Jack punched through the plastic window and tore it off the door. “There.”

“Jack, no.”

“Take your brother up there and hide behind the rock. No matter what happens, what you see or hear, don’t move, don’t make a sound, until we come get you.”

“What if you don’t?”

“We will.”

“I’m hungry,” Cole cried, eyes still half-closed, not fully awake.

“Go with your sister, buddy. We’ll eat something when you come back.”

“No, now.”

“Get him up that hill, Na, and keep him with you.” He faced Dee, her eyes welling.

“You sure about this, Jack?”

“Yes.” What a lie.

Naomi dragged Cole out of the car, but the boy fell crying to the ground, and he wouldn’t get up.

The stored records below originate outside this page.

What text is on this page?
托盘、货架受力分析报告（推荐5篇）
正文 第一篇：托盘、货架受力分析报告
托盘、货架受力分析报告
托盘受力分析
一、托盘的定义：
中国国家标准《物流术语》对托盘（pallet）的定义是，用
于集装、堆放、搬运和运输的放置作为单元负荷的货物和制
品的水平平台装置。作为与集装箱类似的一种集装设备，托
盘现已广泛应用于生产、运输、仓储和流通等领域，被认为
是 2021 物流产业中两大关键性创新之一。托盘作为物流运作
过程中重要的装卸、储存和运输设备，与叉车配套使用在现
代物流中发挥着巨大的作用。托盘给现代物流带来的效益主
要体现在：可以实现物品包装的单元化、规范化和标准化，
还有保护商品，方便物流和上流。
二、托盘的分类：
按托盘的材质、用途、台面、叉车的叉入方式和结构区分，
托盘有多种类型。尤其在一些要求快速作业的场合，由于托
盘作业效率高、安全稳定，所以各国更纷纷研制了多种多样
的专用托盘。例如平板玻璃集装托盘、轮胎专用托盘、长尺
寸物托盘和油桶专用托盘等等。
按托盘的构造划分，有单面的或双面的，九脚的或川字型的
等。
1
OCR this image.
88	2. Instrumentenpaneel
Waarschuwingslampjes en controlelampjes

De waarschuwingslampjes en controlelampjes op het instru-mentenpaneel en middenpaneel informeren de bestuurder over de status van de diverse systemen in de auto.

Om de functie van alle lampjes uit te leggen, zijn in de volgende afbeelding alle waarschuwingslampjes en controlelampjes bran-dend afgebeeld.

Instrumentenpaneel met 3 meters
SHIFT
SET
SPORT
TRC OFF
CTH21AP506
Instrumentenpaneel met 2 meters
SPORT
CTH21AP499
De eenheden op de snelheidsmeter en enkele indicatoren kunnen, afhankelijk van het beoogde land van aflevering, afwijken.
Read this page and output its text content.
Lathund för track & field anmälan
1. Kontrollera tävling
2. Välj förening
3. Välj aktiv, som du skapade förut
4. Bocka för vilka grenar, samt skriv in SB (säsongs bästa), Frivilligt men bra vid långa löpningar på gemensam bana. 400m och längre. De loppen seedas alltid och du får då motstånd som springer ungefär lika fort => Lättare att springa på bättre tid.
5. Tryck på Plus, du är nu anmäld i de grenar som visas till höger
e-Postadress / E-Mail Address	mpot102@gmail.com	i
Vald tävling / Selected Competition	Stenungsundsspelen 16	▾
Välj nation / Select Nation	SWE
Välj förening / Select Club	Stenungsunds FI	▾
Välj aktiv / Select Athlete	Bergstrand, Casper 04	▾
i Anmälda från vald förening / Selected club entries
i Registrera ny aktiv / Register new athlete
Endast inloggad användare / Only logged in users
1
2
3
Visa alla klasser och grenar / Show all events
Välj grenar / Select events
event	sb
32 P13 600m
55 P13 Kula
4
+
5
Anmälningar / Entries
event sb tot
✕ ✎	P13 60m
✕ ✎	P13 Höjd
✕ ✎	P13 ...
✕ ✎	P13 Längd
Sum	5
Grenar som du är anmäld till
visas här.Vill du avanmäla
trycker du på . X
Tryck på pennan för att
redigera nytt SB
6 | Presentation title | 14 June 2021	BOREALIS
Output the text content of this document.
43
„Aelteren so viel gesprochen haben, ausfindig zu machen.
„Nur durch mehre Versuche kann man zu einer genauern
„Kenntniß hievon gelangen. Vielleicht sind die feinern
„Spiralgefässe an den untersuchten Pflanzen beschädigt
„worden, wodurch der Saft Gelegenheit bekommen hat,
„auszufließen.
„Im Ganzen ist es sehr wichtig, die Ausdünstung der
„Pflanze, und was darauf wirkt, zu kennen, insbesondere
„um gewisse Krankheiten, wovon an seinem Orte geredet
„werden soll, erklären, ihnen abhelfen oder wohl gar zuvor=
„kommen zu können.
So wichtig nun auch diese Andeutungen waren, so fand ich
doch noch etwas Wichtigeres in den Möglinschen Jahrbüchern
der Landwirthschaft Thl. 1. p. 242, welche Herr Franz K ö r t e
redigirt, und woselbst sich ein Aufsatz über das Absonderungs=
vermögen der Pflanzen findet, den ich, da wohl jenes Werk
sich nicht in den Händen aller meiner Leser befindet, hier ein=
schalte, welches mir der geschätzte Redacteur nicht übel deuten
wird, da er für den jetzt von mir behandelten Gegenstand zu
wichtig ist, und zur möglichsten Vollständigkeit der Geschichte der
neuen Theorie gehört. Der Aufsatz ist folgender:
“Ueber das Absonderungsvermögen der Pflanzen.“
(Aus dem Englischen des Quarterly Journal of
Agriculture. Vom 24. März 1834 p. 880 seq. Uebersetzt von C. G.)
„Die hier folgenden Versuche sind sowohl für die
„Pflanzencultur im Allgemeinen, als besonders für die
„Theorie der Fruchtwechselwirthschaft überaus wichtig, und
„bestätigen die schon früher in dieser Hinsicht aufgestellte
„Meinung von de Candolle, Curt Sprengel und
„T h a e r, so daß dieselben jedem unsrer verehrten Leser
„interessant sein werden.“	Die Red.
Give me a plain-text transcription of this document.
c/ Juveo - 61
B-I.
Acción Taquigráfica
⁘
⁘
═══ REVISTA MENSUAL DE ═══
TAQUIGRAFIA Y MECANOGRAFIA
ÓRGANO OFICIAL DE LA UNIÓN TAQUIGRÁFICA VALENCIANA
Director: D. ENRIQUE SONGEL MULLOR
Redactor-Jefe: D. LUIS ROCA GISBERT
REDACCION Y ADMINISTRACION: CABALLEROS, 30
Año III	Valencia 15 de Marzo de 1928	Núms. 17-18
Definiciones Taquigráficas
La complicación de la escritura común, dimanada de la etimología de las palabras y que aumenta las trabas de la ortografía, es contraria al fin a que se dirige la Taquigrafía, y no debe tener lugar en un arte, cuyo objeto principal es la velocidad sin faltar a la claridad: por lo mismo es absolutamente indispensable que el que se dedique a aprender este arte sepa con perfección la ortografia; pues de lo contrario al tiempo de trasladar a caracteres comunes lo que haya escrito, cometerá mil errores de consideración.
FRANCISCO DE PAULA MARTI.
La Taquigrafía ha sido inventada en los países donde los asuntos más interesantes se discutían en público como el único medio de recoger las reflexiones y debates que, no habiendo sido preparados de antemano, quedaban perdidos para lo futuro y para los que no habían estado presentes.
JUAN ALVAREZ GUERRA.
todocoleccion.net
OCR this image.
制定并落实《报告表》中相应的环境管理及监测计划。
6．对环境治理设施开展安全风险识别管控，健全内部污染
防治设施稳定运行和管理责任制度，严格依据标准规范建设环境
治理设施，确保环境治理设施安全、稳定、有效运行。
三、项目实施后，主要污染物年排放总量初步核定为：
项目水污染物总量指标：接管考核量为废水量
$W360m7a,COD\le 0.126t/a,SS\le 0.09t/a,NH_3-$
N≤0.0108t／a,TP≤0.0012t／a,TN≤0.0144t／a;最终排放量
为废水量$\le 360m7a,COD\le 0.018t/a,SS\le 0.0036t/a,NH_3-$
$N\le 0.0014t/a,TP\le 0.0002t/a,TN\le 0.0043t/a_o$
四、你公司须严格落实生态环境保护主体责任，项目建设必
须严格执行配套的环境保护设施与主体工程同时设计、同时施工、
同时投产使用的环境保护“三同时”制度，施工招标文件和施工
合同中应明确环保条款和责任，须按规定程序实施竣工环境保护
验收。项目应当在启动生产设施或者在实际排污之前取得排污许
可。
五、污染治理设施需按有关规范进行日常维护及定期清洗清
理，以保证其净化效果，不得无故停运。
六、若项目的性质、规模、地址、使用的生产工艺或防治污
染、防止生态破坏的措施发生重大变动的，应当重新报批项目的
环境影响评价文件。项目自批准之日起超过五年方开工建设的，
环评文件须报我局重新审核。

Jack squatted down in the dirt.

“Look at me, son.” He held the boy’s face in his hands.

“I’m hungry.”

He slapped Cole.

The boy went clear-eyed and hushed, stared at his father, tears running down his face.

“Shut up, and go with your sister right now, or you’re going to get us all f**king killed.” He’d never sworn at his son, never laid a hand on him before.

Cole nodded.

Naomi helped her brother to his feet and Jack watched as they jogged up the slope together, hand-in-hand. Jack looked at his wife. “Come on.”